The SLA Truth is…They Don’t Matter: When many C-level executives get asked about their risk management they mention the Service Level Agreements (SLAs) with their key infrastructure vendors. But SLAs are virtually meaningless as a pragmatic mechanism, and not just due to the way they are written to minimize the chances of the vendor needing to actually pay out in any substantial way. Ask yourself, how many times has a vendor gone bankrupt because of SLA payouts?
Put simply, if an outage interrupts the operations of a business, the damage will be deeper than any SLA can possibly help them recover from. If the outage lingers, it can be a true catastrophe for the future prospects of the business. It is not rare that the damage to that company’s customer relationships and brand proves in the long run to be a defining moment in the failure of a business. There are plenty of examples where the reputation of a business is forever tarnished by a ‘streak of technical bad luck’.

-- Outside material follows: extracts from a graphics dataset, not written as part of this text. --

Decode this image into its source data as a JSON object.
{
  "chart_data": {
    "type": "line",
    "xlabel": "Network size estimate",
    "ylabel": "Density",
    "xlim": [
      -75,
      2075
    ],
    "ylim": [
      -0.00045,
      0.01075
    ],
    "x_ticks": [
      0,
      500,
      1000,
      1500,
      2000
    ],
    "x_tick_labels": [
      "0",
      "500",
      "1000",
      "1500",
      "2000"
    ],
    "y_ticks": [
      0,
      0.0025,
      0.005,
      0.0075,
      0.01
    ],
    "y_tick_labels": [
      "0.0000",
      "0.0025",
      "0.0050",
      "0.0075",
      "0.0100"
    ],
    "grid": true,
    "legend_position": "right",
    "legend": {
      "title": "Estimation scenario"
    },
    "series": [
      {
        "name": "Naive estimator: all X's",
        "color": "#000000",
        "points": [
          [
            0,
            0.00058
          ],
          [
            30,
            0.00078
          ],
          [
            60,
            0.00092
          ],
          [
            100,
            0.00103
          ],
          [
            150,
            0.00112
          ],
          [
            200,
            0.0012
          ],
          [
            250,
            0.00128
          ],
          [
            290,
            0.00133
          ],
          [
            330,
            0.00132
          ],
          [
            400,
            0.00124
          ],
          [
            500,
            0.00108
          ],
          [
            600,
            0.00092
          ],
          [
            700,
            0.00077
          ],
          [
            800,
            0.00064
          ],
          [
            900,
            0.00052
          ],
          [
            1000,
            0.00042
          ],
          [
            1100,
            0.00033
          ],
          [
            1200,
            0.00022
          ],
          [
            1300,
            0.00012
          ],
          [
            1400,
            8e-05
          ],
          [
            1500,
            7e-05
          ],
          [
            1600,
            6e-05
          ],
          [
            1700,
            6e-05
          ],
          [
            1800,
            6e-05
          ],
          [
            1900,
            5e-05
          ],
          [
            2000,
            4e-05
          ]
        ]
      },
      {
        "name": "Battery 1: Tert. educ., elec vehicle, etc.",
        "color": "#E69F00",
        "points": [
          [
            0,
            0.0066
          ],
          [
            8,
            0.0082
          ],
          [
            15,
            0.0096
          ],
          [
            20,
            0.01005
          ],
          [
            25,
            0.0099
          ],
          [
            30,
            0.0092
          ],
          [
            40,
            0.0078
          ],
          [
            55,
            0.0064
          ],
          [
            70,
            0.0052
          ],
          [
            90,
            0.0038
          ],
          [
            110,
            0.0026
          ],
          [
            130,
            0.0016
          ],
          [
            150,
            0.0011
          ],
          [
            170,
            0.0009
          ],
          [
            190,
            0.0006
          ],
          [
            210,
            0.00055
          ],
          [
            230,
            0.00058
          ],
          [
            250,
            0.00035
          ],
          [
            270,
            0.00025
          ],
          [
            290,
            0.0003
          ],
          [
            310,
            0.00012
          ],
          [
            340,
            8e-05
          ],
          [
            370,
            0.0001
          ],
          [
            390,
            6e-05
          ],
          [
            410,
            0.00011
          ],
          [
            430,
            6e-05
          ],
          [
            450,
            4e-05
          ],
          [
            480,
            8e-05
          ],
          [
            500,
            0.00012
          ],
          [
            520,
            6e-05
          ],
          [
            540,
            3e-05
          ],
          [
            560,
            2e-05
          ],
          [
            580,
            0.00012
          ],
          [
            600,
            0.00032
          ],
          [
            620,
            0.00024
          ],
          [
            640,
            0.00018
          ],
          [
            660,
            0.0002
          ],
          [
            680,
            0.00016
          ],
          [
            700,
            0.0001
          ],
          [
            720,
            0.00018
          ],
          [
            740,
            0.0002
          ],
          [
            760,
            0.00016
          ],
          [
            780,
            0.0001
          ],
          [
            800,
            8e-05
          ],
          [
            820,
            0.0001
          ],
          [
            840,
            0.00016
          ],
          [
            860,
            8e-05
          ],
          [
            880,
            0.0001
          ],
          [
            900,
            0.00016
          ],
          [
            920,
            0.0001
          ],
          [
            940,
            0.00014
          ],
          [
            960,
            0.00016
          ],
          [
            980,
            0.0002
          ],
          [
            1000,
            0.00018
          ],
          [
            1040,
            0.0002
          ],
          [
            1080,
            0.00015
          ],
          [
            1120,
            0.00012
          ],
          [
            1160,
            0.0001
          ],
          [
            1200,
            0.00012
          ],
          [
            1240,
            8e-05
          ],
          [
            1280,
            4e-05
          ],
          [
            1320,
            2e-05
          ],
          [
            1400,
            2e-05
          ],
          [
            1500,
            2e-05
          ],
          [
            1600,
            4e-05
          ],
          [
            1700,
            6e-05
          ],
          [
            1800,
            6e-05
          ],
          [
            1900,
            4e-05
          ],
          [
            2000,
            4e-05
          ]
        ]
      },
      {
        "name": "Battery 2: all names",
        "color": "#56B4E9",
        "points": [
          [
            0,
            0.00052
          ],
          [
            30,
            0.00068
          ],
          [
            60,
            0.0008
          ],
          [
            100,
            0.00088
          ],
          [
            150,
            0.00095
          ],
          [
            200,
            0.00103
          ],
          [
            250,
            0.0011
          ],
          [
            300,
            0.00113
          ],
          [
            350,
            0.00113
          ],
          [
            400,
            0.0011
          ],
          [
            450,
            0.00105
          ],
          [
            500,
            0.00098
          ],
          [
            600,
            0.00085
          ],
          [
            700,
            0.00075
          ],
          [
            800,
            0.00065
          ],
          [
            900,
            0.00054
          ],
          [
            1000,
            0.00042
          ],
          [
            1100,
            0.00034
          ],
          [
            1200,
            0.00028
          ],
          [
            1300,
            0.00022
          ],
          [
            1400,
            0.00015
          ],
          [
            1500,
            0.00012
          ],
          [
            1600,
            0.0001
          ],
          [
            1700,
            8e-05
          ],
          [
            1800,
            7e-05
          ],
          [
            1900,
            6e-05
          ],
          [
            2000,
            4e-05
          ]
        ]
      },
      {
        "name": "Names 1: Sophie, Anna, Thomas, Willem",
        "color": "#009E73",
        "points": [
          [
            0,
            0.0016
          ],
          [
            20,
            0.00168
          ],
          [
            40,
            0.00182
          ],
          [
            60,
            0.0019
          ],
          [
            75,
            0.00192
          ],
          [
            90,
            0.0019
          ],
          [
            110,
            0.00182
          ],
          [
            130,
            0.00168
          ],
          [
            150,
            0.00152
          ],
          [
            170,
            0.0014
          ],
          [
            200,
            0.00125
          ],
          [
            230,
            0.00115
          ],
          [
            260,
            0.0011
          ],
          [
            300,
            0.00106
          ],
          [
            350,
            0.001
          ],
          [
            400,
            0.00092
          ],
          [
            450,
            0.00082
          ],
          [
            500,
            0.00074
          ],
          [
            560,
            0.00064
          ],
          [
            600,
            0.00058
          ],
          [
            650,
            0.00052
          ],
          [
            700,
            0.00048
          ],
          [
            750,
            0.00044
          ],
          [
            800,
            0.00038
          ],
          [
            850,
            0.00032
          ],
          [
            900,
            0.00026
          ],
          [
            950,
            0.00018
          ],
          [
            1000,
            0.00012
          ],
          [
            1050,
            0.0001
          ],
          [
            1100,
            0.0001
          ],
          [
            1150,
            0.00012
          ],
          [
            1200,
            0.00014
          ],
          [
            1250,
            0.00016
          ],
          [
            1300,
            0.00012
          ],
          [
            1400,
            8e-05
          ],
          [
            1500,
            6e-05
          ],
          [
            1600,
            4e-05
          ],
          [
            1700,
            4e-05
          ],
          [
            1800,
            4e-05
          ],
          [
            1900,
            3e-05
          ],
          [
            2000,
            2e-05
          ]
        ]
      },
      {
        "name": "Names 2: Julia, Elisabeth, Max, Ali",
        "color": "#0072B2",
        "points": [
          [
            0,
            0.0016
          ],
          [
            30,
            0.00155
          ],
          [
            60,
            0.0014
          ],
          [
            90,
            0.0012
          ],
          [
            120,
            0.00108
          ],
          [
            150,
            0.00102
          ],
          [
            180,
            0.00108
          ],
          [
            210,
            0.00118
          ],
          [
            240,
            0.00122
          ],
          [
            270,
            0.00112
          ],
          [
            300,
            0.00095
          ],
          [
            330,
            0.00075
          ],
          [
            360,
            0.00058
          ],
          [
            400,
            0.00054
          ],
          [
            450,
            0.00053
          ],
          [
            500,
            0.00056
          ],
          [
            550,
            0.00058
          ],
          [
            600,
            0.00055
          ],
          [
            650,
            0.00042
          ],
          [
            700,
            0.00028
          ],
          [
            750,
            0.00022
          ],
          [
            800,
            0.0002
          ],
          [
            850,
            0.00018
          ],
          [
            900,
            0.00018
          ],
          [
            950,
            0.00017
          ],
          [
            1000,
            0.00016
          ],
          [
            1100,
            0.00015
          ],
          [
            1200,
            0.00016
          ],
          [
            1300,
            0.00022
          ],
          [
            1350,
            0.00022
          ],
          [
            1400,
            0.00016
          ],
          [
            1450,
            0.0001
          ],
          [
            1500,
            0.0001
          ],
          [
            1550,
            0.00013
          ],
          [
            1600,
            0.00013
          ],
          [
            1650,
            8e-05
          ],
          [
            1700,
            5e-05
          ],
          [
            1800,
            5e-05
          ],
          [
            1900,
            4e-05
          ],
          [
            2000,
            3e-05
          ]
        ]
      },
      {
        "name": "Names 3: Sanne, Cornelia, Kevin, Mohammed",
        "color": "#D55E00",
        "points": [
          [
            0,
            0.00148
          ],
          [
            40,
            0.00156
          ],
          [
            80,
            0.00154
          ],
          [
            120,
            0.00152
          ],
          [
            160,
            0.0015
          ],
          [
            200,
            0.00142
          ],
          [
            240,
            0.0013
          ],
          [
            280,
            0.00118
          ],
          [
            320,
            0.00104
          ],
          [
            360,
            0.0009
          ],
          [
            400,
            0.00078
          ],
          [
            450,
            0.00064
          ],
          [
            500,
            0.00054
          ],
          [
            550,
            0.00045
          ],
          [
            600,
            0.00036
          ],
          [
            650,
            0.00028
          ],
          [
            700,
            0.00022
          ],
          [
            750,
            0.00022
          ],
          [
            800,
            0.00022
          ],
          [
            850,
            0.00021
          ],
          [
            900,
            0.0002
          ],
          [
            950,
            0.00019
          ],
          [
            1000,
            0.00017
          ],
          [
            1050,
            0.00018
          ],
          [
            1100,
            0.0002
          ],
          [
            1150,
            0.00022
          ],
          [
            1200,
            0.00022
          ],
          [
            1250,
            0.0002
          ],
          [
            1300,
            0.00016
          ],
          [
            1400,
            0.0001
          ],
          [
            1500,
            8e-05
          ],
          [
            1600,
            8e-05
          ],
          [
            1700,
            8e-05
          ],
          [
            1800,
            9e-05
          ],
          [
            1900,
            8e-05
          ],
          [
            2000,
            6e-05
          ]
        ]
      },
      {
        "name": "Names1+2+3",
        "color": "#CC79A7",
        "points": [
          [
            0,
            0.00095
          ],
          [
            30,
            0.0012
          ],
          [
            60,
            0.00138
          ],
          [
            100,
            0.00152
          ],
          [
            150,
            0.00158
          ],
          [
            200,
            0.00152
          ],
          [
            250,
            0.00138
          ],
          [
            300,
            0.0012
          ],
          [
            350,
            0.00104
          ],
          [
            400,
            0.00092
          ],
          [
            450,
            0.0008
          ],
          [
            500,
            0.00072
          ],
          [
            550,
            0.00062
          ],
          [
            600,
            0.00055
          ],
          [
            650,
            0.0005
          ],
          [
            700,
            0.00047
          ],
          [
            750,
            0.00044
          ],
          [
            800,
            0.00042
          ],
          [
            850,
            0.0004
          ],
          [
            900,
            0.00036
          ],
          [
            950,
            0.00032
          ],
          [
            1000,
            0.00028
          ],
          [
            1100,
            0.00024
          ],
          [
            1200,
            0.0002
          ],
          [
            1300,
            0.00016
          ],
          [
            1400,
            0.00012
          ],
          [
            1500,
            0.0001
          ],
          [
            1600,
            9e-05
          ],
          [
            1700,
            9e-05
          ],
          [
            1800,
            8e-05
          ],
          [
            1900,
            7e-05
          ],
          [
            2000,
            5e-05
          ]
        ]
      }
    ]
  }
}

There’s no SLA for a Failed Business: SLA payments won’t bring back your customers who were rendered inoperable by a failure. They won’t turn around the prospects of a company whose customers lose trust in them. A loss of availability translates to a loss in revenue. A loss of critical business data translates to a lost business. A “100% SLA” is a sales tool, not a risk management tool.
This is not theoretical. It happens more often than you think, as it is just in the best interest of both provider and customer to keep those instances as quiet as possible. In one recent example, the data center of a European cloud provider experienced a fire. The provider’s customers who didn’t have a well-designed backup plan went down hard.

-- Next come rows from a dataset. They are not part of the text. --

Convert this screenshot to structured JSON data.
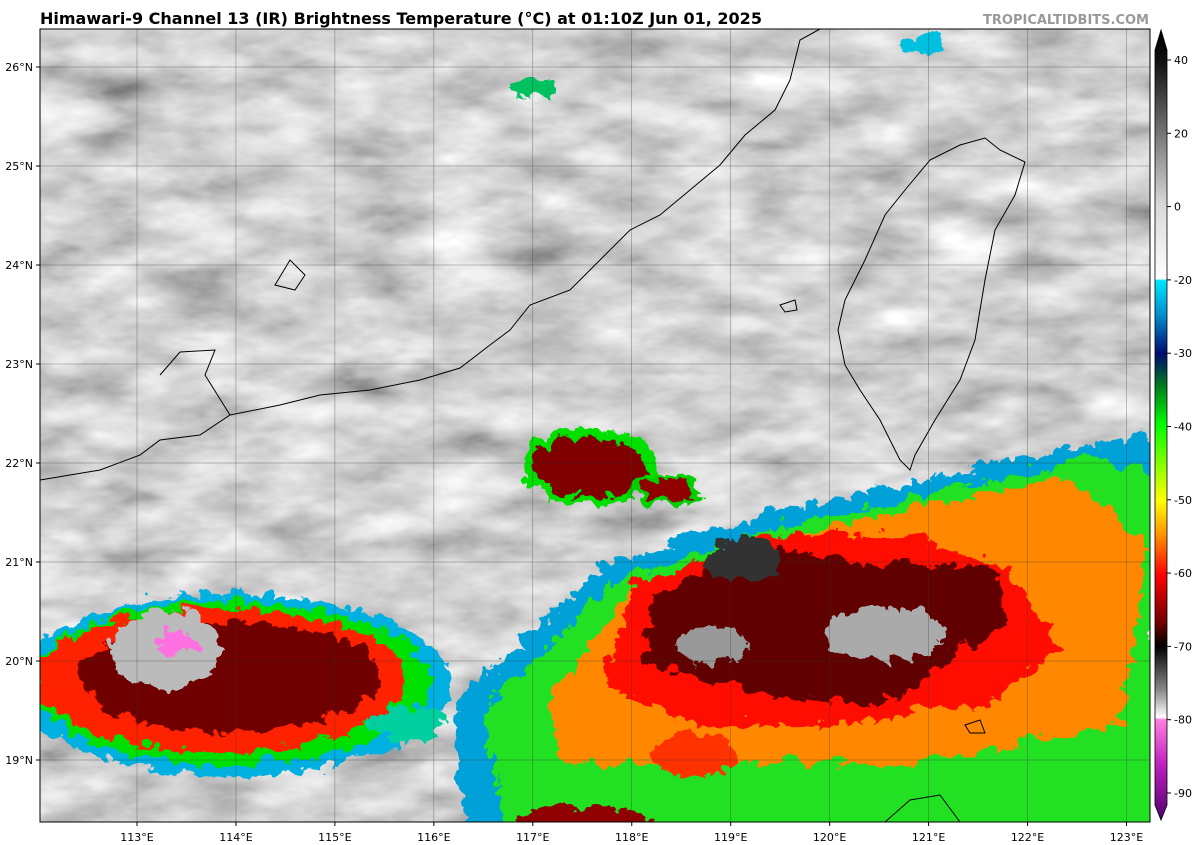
{
  "title": "Himawari-9 Channel 13 (IR) Brightness Temperature (°C) at 01:10Z Jun 01, 2025",
  "watermark": "TROPICALTIDBITS.COM",
  "map": {
    "lon_labels": [
      "113°E",
      "114°E",
      "115°E",
      "116°E",
      "117°E",
      "118°E",
      "119°E",
      "120°E",
      "121°E",
      "122°E",
      "123°E"
    ],
    "lat_labels": [
      "26°N",
      "25°N",
      "24°N",
      "23°N",
      "22°N",
      "21°N",
      "20°N",
      "19°N"
    ]
  },
  "colorbar": {
    "ticks": [
      40,
      20,
      0,
      -20,
      -30,
      -40,
      -50,
      -60,
      -70,
      -80,
      -90
    ]
  }
}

In another instance, a bank was plagued by DDOS attacks, leading to service interruptions that were infuriating to customers. In this instance the only link connecting their backend was a 10-megabit telecom link that had been purchased 15 years earlier. When 40,000 megabits of digital garbage was aimed at it there was little that could be done to rectify the situation.
The Recipe for Risk-Management Success: True risk management involves taking ownership of the company’s infrastructure and implementing tools for monitoring and observability. Savvy risk managers evaluate everything. They utilize multiple vendors who truly know what they’re doing and have backup plans for their backup plans. They stay up to date on new technologies from cutting-edge vendors, all the while monitoring what potential adversaries in the black hat world are doing.

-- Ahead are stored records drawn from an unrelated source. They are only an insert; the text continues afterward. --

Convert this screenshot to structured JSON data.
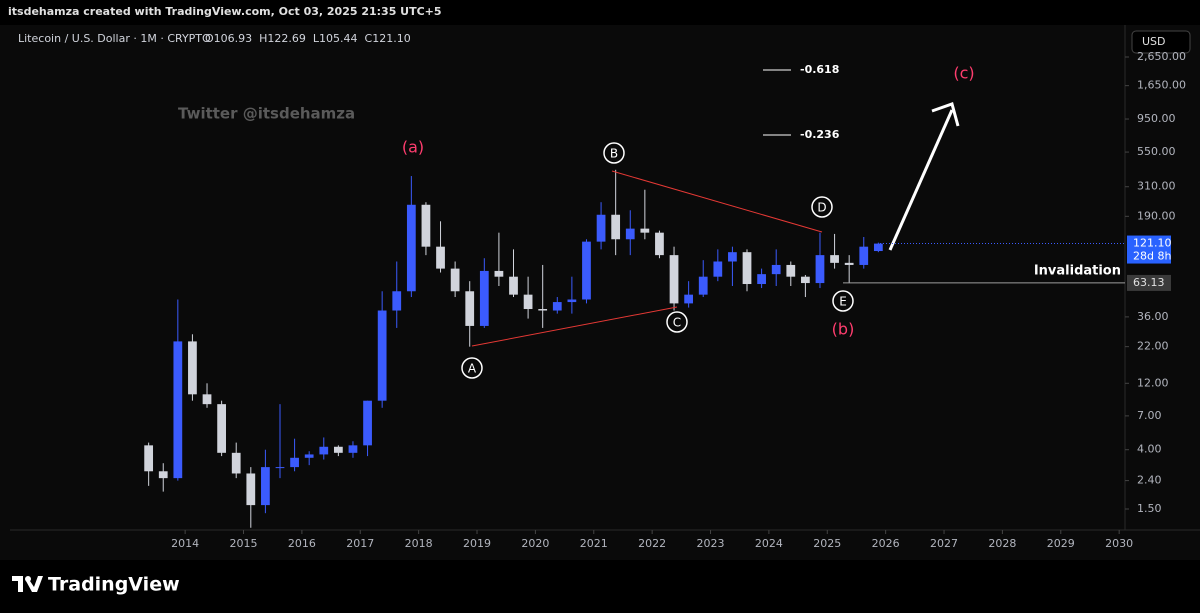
{
  "header": {
    "text": "itsdehamza created with TradingView.com, Oct 03, 2025 21:35 UTC+5",
    "brand": "TradingView"
  },
  "chart_data": {
    "type": "candlestick",
    "title": "Litecoin / U.S. Dollar · 1M · CRYPTO",
    "legend_values": [
      "O106.93",
      "H122.69",
      "L105.44",
      "C121.10"
    ],
    "currency": "USD",
    "watermark": "Twitter @itsdehamza",
    "log_scale": true,
    "up_color": "#3b5bfd",
    "down_color": "#d1d4dc",
    "x": [
      2013.375,
      2013.625,
      2013.875,
      2014.125,
      2014.375,
      2014.625,
      2014.875,
      2015.125,
      2015.375,
      2015.625,
      2015.875,
      2016.125,
      2016.375,
      2016.625,
      2016.875,
      2017.125,
      2017.375,
      2017.625,
      2017.875,
      2018.125,
      2018.375,
      2018.625,
      2018.875,
      2019.125,
      2019.375,
      2019.625,
      2019.875,
      2020.125,
      2020.375,
      2020.625,
      2020.875,
      2021.125,
      2021.375,
      2021.625,
      2021.875,
      2022.125,
      2022.375,
      2022.625,
      2022.875,
      2023.125,
      2023.375,
      2023.625,
      2023.875,
      2024.125,
      2024.375,
      2024.625,
      2024.875,
      2025.125,
      2025.375,
      2025.625,
      2025.875
    ],
    "open": [
      4.3,
      2.8,
      2.5,
      24,
      10,
      8.5,
      3.8,
      2.7,
      1.6,
      3,
      3,
      3.5,
      3.7,
      4.2,
      3.8,
      4.3,
      9,
      40,
      55,
      230,
      115,
      80,
      55,
      31,
      77,
      70,
      52,
      41,
      40,
      46,
      48,
      125,
      195,
      130,
      155,
      145,
      100,
      45,
      52,
      70,
      90,
      105,
      62,
      73,
      85,
      70,
      63,
      100,
      88,
      85,
      107
    ],
    "high": [
      4.5,
      3.2,
      48,
      27,
      12,
      9,
      4.5,
      3.0,
      4,
      8.5,
      4.8,
      3.9,
      4.9,
      4.3,
      4.6,
      9,
      55,
      90,
      370,
      240,
      175,
      90,
      65,
      95,
      145,
      110,
      70,
      85,
      50,
      70,
      130,
      240,
      410,
      210,
      295,
      150,
      115,
      65,
      92,
      110,
      115,
      110,
      80,
      110,
      90,
      72,
      145,
      142,
      100,
      135,
      123
    ],
    "low": [
      2.2,
      2.0,
      2.4,
      9,
      8,
      3.6,
      2.5,
      1.1,
      1.4,
      2.5,
      2.8,
      3.1,
      3.4,
      3.6,
      3.5,
      3.6,
      8,
      30,
      50,
      100,
      75,
      50,
      22,
      30,
      60,
      50,
      35,
      30,
      38,
      38,
      45,
      110,
      100,
      100,
      130,
      95,
      40,
      42,
      50,
      65,
      60,
      55,
      58,
      60,
      60,
      50,
      58,
      80,
      63,
      80,
      105
    ],
    "close": [
      2.8,
      2.5,
      24,
      10,
      8.5,
      3.8,
      2.7,
      1.6,
      3,
      3.0,
      3.5,
      3.7,
      4.2,
      3.8,
      4.3,
      9,
      40,
      55,
      230,
      115,
      80,
      55,
      31,
      77,
      70,
      52,
      41,
      40,
      46,
      48,
      125,
      195,
      130,
      155,
      145,
      100,
      45,
      52,
      70,
      90,
      105,
      62,
      73,
      85,
      70,
      63,
      100,
      88,
      85,
      115,
      121
    ],
    "xlim": [
      2011.0,
      2030.1
    ],
    "xticks": [
      2014,
      2015,
      2016,
      2017,
      2018,
      2019,
      2020,
      2021,
      2022,
      2023,
      2024,
      2025,
      2026,
      2027,
      2028,
      2029,
      2030
    ],
    "ylim": [
      1.06,
      4500
    ],
    "yticks": [
      {
        "value": 1.5,
        "label": "1.50"
      },
      {
        "value": 2.4,
        "label": "2.40"
      },
      {
        "value": 4,
        "label": "4.00"
      },
      {
        "value": 7,
        "label": "7.00"
      },
      {
        "value": 12,
        "label": "12.00"
      },
      {
        "value": 22,
        "label": "22.00"
      },
      {
        "value": 36,
        "label": "36.00"
      },
      {
        "value": 190,
        "label": "190.00"
      },
      {
        "value": 310,
        "label": "310.00"
      },
      {
        "value": 550,
        "label": "550.00"
      },
      {
        "value": 950,
        "label": "950.00"
      },
      {
        "value": 1650,
        "label": "1,650.00"
      },
      {
        "value": 2650,
        "label": "2,650.00"
      }
    ],
    "last_price": {
      "value": 121.1,
      "label": "121.10",
      "countdown": "28d 8h"
    },
    "invalidation": {
      "value": 63.13,
      "label": "63.13",
      "text": "Invalidation"
    },
    "annotations": {
      "a": "(a)",
      "b": "(b)",
      "c": "(c)",
      "A": "A",
      "B": "B",
      "C": "C",
      "D": "D",
      "E": "E",
      "fib1": "-0.618",
      "fib2": "-0.236"
    }
  }
}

When a company has true integrated risk management it allows SLAs to be what they already are for the vendor, a negotiating point. True resiliency allows a purchaser to surprise a vendor by saying “I really don’t need that 100% SuperTitanium SLA that allows me to call your CEO at 2AM, let’s talk price instead.”
Metrics are the Missing Link: The reason most companies focus mostly on uptime metrics is due to the lack of reliable, predictive, and actional data on latency to gain insight into the users’ digital experience. Combining reliability monitoring with true end-to-end latency data to closely replicate the real user experience would be invaluable to any product owner or technology executive.
Data Puts You in Control: Adherence to true risk management and the need for customers to take ownership of their infrastructure is why I co-founded LynkState. My partners and I thought of all the information that would have helped us do are jobs better in our network architecture and engineering careers and have found a way to deliver that to our customers.
The data is finally here that puts you in control of your integrated risk management. It is not about the SLAs. It is about YOU knowing what’s going on not just in your infrastructure and on your network, but on the global internet.